Ottawa urged to consider environmental impacts of legal marijuana
An undated handout photo shows Tantalus Labs' SunLab, a purpose-built cannabis greenhouse in Maple Ridge, B.C. THE CANADIAN PRESS/Tantalus Labs
Laura Kane, The Canadian Press
Published Monday, January 8, 2018 2:43PM PST
VANCOUVER -- Dan Sutton always assumed cannabis had to be grown indoors.
The former technology professional was new to the marijuana industry in 2012 when he founded Tantalus Labs. The stereotypical image of a large industrial warehouse, with pot plants growing under bright lights and fans, loomed large in his mind.
But when Sutton asked academics, horticulturists and engineers for advice, they all told him that no crop on the planet is grown indoors on a commercial scale.
"It just doesn't really make a huge amount of sense to replace the energy of sunlight, which is so abundant and obviously healthy for leafy green crops, with a synthetic alternative," he said.
So he was focused on plant health, not sustainability, when he decided to build SunLab, a 120,000-square foot greenhouse in Maple Ridge, B.C. It was only after he crunched the numbers that he realized it would use 90 per cent less electricity than a traditional indoor facility, he said.

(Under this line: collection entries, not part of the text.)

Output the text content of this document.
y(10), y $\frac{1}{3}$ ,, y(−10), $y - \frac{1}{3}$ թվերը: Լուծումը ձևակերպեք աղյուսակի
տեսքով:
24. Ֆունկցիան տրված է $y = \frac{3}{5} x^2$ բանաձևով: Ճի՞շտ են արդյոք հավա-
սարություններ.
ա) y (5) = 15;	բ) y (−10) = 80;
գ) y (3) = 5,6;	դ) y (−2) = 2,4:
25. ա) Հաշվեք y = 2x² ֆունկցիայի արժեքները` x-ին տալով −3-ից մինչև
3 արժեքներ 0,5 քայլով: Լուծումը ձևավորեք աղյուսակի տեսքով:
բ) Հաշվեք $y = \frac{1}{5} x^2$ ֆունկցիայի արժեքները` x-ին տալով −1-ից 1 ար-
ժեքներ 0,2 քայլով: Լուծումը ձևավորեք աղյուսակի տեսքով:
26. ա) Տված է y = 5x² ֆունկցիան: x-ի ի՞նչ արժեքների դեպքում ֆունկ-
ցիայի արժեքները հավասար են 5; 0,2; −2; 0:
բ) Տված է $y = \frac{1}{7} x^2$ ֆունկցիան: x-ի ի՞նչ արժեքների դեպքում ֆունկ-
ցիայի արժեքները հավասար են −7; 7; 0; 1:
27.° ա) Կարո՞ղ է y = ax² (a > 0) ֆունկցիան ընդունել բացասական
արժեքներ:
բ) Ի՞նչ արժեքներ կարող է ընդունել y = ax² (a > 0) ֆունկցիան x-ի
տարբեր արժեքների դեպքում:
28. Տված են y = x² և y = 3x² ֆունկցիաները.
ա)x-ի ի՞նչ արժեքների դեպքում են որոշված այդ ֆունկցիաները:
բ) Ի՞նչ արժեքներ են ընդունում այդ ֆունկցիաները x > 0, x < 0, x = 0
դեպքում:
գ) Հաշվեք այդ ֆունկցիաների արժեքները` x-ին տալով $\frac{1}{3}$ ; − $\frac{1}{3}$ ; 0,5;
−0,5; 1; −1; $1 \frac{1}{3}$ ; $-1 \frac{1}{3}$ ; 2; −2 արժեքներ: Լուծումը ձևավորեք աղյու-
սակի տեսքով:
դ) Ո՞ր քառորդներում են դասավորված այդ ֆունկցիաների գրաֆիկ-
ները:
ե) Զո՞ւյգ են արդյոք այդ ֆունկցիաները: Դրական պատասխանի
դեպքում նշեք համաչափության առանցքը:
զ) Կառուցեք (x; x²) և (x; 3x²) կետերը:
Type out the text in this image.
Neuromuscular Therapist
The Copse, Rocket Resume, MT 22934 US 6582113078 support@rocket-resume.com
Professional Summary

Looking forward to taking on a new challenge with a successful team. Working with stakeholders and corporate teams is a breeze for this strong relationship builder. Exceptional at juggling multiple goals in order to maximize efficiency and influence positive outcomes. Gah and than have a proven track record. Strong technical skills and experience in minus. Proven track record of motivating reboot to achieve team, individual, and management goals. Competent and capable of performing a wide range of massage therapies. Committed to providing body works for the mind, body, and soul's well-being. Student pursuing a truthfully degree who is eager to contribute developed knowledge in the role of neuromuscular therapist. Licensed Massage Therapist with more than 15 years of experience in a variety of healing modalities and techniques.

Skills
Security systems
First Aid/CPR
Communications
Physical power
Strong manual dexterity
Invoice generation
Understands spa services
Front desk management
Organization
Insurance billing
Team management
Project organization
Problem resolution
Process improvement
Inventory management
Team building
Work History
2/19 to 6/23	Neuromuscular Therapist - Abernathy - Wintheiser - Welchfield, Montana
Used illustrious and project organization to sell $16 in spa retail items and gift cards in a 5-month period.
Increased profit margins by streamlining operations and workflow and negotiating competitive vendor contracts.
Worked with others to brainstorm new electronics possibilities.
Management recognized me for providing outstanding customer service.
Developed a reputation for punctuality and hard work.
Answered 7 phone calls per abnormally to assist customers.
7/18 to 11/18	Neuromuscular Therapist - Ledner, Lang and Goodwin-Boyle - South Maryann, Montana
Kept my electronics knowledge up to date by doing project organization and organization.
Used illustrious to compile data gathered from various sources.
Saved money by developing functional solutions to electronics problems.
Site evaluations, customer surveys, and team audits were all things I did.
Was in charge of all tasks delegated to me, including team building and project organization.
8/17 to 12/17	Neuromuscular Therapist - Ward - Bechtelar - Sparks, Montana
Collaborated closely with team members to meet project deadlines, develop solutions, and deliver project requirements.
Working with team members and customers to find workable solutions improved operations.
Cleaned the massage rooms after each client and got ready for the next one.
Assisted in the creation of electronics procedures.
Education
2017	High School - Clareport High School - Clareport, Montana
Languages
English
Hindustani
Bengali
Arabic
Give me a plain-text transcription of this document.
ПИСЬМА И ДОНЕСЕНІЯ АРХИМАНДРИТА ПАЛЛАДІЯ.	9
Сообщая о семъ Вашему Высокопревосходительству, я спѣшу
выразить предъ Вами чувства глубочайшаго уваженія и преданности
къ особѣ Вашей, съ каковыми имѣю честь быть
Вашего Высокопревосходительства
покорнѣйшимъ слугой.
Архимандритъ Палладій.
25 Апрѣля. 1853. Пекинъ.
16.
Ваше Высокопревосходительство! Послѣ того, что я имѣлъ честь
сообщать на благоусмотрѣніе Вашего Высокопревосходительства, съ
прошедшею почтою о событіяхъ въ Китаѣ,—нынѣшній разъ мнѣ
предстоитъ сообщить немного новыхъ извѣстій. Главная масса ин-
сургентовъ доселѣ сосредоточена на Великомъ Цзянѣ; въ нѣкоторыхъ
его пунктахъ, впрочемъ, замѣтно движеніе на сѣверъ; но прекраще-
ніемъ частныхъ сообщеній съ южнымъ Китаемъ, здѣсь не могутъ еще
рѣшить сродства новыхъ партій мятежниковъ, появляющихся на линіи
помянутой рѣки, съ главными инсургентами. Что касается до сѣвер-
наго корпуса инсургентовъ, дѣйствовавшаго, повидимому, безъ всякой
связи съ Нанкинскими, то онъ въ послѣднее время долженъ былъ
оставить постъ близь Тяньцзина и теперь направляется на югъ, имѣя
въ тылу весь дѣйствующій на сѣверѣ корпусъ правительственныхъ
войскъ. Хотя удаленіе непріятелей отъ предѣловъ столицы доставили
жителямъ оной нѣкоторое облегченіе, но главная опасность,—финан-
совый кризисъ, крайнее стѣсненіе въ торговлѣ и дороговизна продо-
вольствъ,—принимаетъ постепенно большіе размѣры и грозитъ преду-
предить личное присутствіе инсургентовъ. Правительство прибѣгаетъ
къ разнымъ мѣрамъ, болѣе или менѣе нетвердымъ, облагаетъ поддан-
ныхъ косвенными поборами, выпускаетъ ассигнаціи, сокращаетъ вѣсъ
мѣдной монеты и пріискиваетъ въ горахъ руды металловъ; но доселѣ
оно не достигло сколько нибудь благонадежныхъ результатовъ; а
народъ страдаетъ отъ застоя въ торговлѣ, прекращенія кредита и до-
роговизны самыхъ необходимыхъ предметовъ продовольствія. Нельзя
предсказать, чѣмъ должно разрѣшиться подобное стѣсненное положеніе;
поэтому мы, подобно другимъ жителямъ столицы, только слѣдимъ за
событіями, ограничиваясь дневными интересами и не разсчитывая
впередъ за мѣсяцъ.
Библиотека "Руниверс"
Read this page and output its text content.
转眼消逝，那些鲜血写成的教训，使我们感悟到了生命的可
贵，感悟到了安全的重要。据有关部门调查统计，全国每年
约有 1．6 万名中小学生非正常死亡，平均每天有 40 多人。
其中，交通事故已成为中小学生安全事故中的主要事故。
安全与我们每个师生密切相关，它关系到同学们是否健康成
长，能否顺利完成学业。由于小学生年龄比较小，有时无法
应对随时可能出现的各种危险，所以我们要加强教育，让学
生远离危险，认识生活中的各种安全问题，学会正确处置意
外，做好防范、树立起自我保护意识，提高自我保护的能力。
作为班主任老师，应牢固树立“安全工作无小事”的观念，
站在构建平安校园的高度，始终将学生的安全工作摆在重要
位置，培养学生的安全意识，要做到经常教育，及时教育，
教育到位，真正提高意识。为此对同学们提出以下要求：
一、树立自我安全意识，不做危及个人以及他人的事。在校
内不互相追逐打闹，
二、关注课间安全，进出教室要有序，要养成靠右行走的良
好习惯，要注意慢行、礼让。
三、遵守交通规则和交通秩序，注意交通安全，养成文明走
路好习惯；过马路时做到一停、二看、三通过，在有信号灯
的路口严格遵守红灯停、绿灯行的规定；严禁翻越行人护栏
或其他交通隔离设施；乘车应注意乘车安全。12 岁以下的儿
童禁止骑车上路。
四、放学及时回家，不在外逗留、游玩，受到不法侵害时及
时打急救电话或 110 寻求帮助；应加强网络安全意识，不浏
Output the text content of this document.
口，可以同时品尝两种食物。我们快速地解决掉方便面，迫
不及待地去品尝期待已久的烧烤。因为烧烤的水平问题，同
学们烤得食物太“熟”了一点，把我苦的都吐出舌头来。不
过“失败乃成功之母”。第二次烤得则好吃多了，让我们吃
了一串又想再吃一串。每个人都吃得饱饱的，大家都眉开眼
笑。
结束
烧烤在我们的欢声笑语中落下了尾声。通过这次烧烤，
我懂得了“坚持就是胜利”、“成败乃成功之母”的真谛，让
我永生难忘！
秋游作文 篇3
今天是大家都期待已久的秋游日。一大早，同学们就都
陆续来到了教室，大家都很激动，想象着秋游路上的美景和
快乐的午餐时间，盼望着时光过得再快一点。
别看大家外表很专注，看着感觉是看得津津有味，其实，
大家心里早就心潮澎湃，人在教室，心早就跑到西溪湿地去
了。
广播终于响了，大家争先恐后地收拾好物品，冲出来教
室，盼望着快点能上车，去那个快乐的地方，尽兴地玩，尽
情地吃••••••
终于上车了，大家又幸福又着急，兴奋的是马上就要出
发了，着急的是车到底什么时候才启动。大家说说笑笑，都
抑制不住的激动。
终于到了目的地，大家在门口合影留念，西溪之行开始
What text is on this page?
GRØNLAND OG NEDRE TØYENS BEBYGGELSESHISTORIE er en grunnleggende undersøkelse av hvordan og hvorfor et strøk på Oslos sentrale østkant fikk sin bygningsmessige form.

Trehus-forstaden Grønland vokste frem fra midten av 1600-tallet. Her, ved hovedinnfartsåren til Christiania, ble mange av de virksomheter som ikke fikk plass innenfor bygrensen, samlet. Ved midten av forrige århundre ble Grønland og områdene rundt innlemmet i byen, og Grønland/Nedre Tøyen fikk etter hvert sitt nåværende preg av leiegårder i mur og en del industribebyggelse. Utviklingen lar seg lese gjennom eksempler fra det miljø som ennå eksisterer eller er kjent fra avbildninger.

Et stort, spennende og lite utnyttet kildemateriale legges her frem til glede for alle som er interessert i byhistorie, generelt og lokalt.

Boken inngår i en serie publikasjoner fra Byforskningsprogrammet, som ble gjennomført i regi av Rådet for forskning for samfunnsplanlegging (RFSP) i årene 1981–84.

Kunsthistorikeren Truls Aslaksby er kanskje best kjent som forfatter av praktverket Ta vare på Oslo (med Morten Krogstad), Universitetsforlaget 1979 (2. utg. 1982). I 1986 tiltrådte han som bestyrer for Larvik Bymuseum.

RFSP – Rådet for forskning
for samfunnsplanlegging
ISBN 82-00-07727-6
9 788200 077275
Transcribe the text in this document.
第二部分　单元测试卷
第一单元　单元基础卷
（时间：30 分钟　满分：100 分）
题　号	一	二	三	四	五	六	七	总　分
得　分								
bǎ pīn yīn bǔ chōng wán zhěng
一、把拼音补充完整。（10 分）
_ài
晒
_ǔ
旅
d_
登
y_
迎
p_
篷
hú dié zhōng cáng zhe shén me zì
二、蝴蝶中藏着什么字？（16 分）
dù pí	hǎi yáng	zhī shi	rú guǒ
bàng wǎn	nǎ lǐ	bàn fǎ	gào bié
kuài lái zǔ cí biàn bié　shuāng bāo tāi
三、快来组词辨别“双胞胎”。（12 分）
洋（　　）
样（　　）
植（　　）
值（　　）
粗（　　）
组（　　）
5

As Canada moves closer to legalizing cannabis, experts are warning it isn't so green for the environment. Growing pot indoors gobbles electricity through the use of high-intensity lamps, air conditioners, dehumidifiers and more, while irrigation for outdoor grow-ops in California has been shown to be sucking some streams dry.
Sutton said cannabis is so lucrative that companies don't need to control expenses, such as electricity costs, efficiently. Regulators should help newcomers prioritize sustainability -- for example, through building standards or green tax credits -- but there's been little discussion of that in Canada so far, he said.
"We just let ourselves get to a place where cannabis is so profitable that people aren't considering the future of the planet," he said.
A peer reviewed study in 2012 estimated that one per cent of U.S. electricity use came from indoor marijuana operations. In California, the top-producing state, indoor cultivation was responsible for about three per cent of electricity use, or equivalent to that of one million homes, wrote Evan Mills, a senior scientist in energy technologies at the Lawrence Berkeley National Laboratory.
Several Canadian cannabis companies are investing in greenhouse production. Canopy Growth is developing 1.3 million square feet of greenhouse capacity in B.C., while Aurora Cannabis bought a greenhouse-design firm to oversee the construction of its 800,000-square-foot production facility at Edmonton's airport.
Of course, illicit pot growers have traditionally kept their crops indoors to hide them from police. If they join the legal industry, it's possible some will switch to outdoor cultivation, said Jonathan Page, a University of British Columbia botany professor.
Page wrote to the parliamentary committee handling legalization in August and urged it to include outdoor cultivation in Canada's cannabis regime. In November, Health Canada released proposed regulations that would allow indoor and outdoor producers.
But while outdoor production generally uses less energy, it may also use more water. Indoors, it's important to control water use to keep humidity low and prevent mould, said Emily Backus, chairwoman of a workgroup on cannabis sustainability set up by the City of Denver.
A study published by the California Department of Fish and Wildlife in 2015 looked at outdoor marijuana grow-ops and greenhouses. Researchers concluded that weed cultivation was excessively diverting water from creeks that are home to threatened salmon populations.
Lead author Scott Bauer said researchers used an industry estimate that a marijuana plant needs about 22 litres of water a day, compared with a wine-producing grape plant, which uses about 12 litres a day.
Many cannabis greenhouses in California use lights, raising concerns about energy use and light pollution outdoors, he added.
Health Canada's proposed cannabis regulations do not specifically address energy use or water consumption. The rules would require that legal cannabis products meet quality standards, be produced in sanitary environments and be tested for contaminants and the presence of unauthorized pesticides.
In a statement, Health Canada said cannabis facilities, like all industrial facilities, will be subject to Environment and Climate Change Canada rules including pollutant release reporting obligations, water pollutant prohibitions and carbon pollution pricing.
"At this time, however, Environment and Climate Change Canada is not planning any new regulations specifically focused on this sector," it said.
Health Canada has asked for feedback on the proposed regulations by Jan. 20. The department is also assessing the environmental impacts of cannabis production, among other impacts, and will publish its findings alongside the finalized regulations, it said.
Boulder County in Colorado requires cannabis growers to either offset their electricity use with renewable energy or pay a fee. The fee goes toward a special fund that is used to educate and encourage best marijuana cultivation practices.
As the industry has grown, companies have focused more on reducing energy costs to be more competitive, said Ron Flax, the county's chief building official.
"There's actually an unbelievable level of innovation that's taken place in the last couple years in terms of more energy-efficient operations."